As Bloomberg outlines: “Thus the adoption curve followed by South Korea starting in 2021 ends up looking a lot like the one taken by China in 2018, which is similar to Norway after its first 5% quarter in 2013. The next major car markets approaching the tipping point this year include Canada, Australia, and Spain.”

And now it’s the turn of the U.S. And this is the staggering part: If the U.S. follows the trend of the other countries, then a quarter of new car sales could be electric by the end of 2025. The growth of electric vehicles is about to go exponential.

And after the U.S., other countries will follow. Sales of electric vehicles have tripled in the last two years. So far, 90 percent of the electric vehicle sales are in the U.S., China and Europe, meaning there is a vast potential in Latin America, Africa, and Southeast Asia.

But there may be other challenges to overcome. There are serious ecological and human rights questions about the mining of key minerals for vehicles, especially in countries such as the Democratic Republic of the Congo. (DRC)

Commentating on the cobalt and copper mines in the DRC, Mark Dummett, Head of Business, Security and Human Rights at Amnesty International has said: “When we first went into mines in 2015 we saw how men, women and children were working without even the most basic protective equipment such as gloves and face masks, and miners told us about health conditions they experienced, including coughing, pain in their lungs and urinary tract infections.”

Dummett added that “in one village we visited, people showed us how the water in the local stream that they drank that they said was contaminated by the discharge of waste from a mineral processing plant.”

If there is an explosion of global growth, these problems will be exacerbated without radical reform of the supply chain for electric vehicles. And if mining companies are struggling to keep up with demand, standards in the mines would likely plummet.

Another major stumbling block is the number of chargers. Both America and Europe desperately need more chargers for drivers to overcome “range anxiety.”

Half of charging points in the Europe Union, for example, are in two countries, the Netherlands (90,000 charging points) and Germany (60,000 charging points). As these two countries make up less than 10% of the entire surface area of the European Union, this means the other half of all chargers are scattered throughout the remaining 25 countries, covering 90% of the region’s surface area.

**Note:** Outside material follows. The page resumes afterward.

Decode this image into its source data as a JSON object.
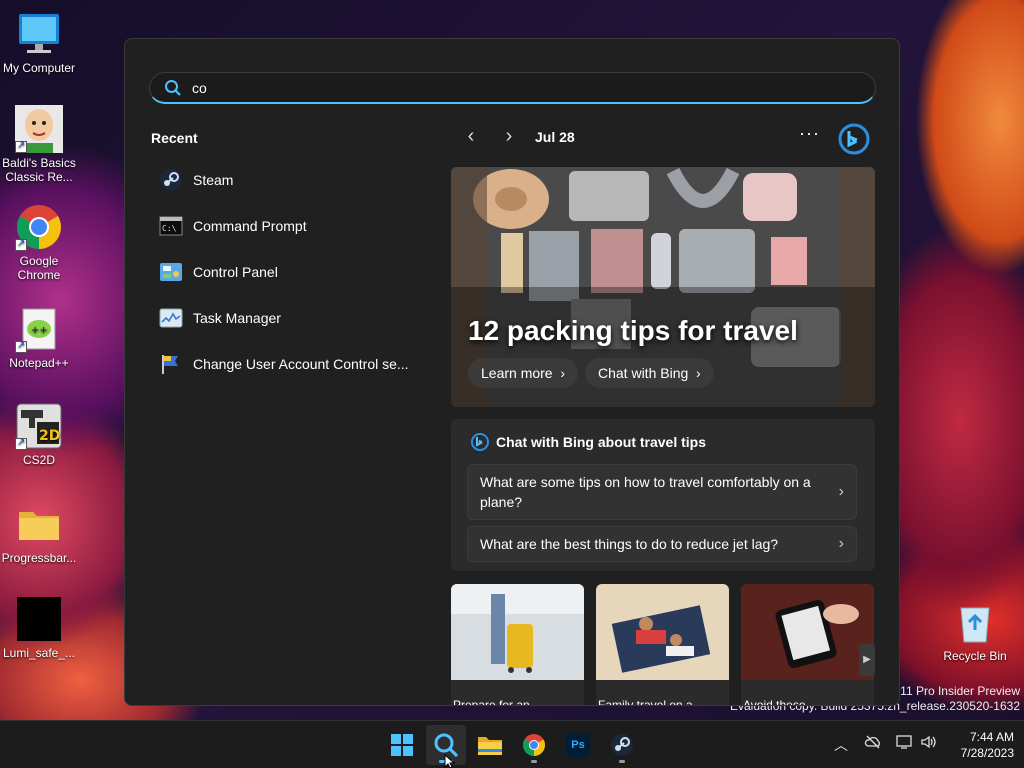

As the CleanTechnica website points out: “The core point isn’t that the Netherlands is truly overflowing with EV charging stations. The point is that most of Europe is lagging behind what’s needed to support strong EV growth.”

One study has predicted that nearly 7 million more charging points will be needed in Europe by 2030 to reach the EU’s target of a 55% reduction of CO2 emissions from cars. Meanwhile, earlier this year the U.S. had almost 113,600 charging points, with over a third of those in California, so millions more will be needed to satisfy demand.

But the days of the internal combustion engine are numbered with electric vehicles set to become the norm in the coming years. Even the leading oil company, Exxon Mobil, which has funded climate denial groups for decades, thinks that by 2040, every new passenger car sold in the world will be electric.

Unbelievably though speaking last month, Exxon CEO, Darron Woods said that the coming electric vehicle revolution “would not make or break this business.” He seemed completely in denial about how much trouble Exxon could be in with the coming renewable energy revolution. No surprises there, I suppose.